A deeply coupled ConvNet for human activity recognition using dynamic and RGB images

This work is motivated by the tremendous achievement of deep learning models for computer vision tasks, particularly for human activity recognition. It is gaining more attention due to the numerous applications in real life, for example smart surveillance system, human-computer interaction, sports action analysis, elderly healthcare, etc. Recent days, the acquisition and interface of multimodal data are straightforward due to the invention of low-cost depth devices. Several approaches have been developed based on RGB-D (depth) evidence at the cost of additional equipment's setup and high complexity. Contrarily, the methods that utilize RGB frames provide inferior performance due to the absence of depth evidence and these approaches require to less hardware, simple and easy to generalize using only color cameras.
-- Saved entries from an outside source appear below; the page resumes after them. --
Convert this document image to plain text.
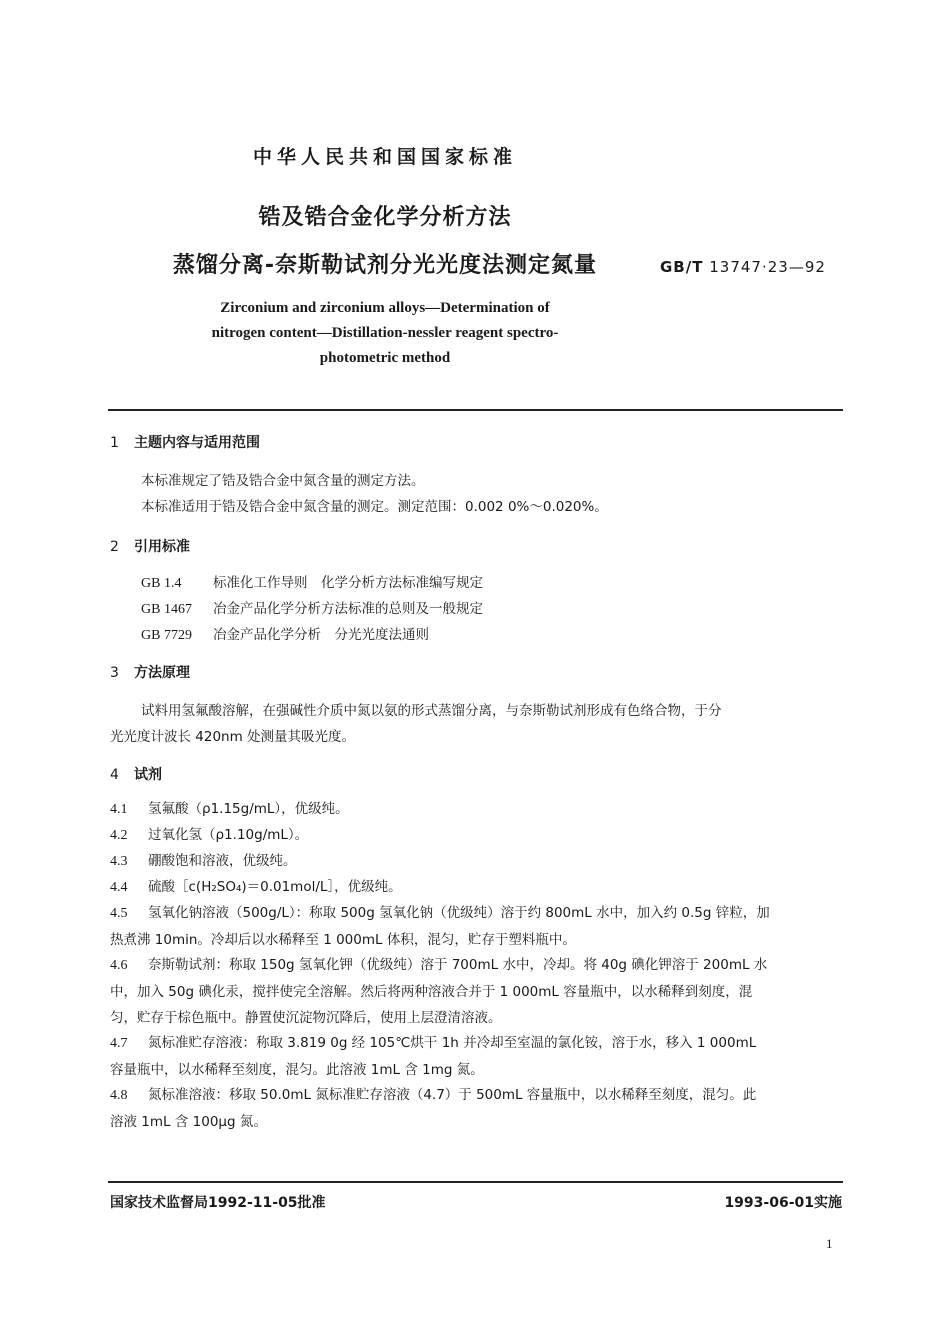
中华人民共和国国家标准
锆及锆合金化学分析方法
蒸馏分离-奈斯勒试剂分光光度法测定氮量	GB/T 13747·23—92
Zirconium and zirconium alloys—Determination of
nitrogen content—Distillation-nessler reagent spectro-
photometric method
1 主题内容与适用范围
本标准规定了锆及锆合金中氮含量的测定方法。
本标准适用于锆及锆合金中氮含量的测定。测定范围：0.002 0%～0.020%。
2 引用标准
GB 1.4 标准化工作导则　化学分析方法标准编写规定
GB 1467 冶金产品化学分析方法标准的总则及一般规定
GB 7729 冶金产品化学分析　分光光度法通则
3 方法原理
试料用氢氟酸溶解，在强碱性介质中氮以氨的形式蒸馏分离，与奈斯勒试剂形成有色络合物，于分
光光度计波长 420nm 处测量其吸光度。
4 试剂
4.1 氢氟酸（ρ1.15g/mL），优级纯。
4.2 过氧化氢（ρ1.10g/mL）。
4.3 硼酸饱和溶液，优级纯。
4.4 硫酸［c(H₂SO₄)＝0.01mol/L］，优级纯。
4.5 氢氧化钠溶液（500g/L）：称取 500g 氢氧化钠（优级纯）溶于约 800mL 水中，加入约 0.5g 锌粒，加
热煮沸 10min。冷却后以水稀释至 1 000mL 体积，混匀，贮存于塑料瓶中。
4.6 奈斯勒试剂：称取 150g 氢氧化钾（优级纯）溶于 700mL 水中，冷却。将 40g 碘化钾溶于 200mL 水
中，加入 50g 碘化汞，搅拌使完全溶解。然后将两种溶液合并于 1 000mL 容量瓶中，以水稀释到刻度，混
匀，贮存于棕色瓶中。静置使沉淀物沉降后，使用上层澄清溶液。
4.7 氮标准贮存溶液：称取 3.819 0g 经 105℃烘干 1h 并冷却至室温的氯化铵，溶于水，移入 1 000mL
容量瓶中，以水稀释至刻度，混匀。此溶液 1mL 含 1mg 氮。
4.8 氮标准溶液：移取 50.0mL 氮标准贮存溶液（4.7）于 500mL 容量瓶中，以水稀释至刻度，混匀。此
溶液 1mL 含 100μg 氮。
国家技术监督局1992-11-05批准	1993-06-01实施
1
In this work, a deeply coupled ConvNet for human activity recognition proposed that utilizes the RGB frames at the top layer with bi-directional long short-term memory (Bi-LSTM). At the bottom layer, the CNN model is trained with a single dynamic motion image. For the RGB frames, the CNN-Bi-LSTM model is trained end-to-end learning to refine the feature of the pre-trained CNN, while dynamic images stream is fine-tuned with the top layers of the pre-trained model to extract temporal information in videos. The features obtained from both the data streams are fused at decision level after the softmax layer with different late fusion techniques and achieved high accuracy with max fusion. The performance accuracy of the model is assessed using four standard single as well as multiple person activities RGB-D (depth) datasets. The highest classification accuracies achieved on human action datasets are compared with similar state of the art and found significantly higher margin such as 2% on SBU Interaction, 4% on MIVIA Action, 1% on MSR Action Pair, and 4% on MSR Daily Activity.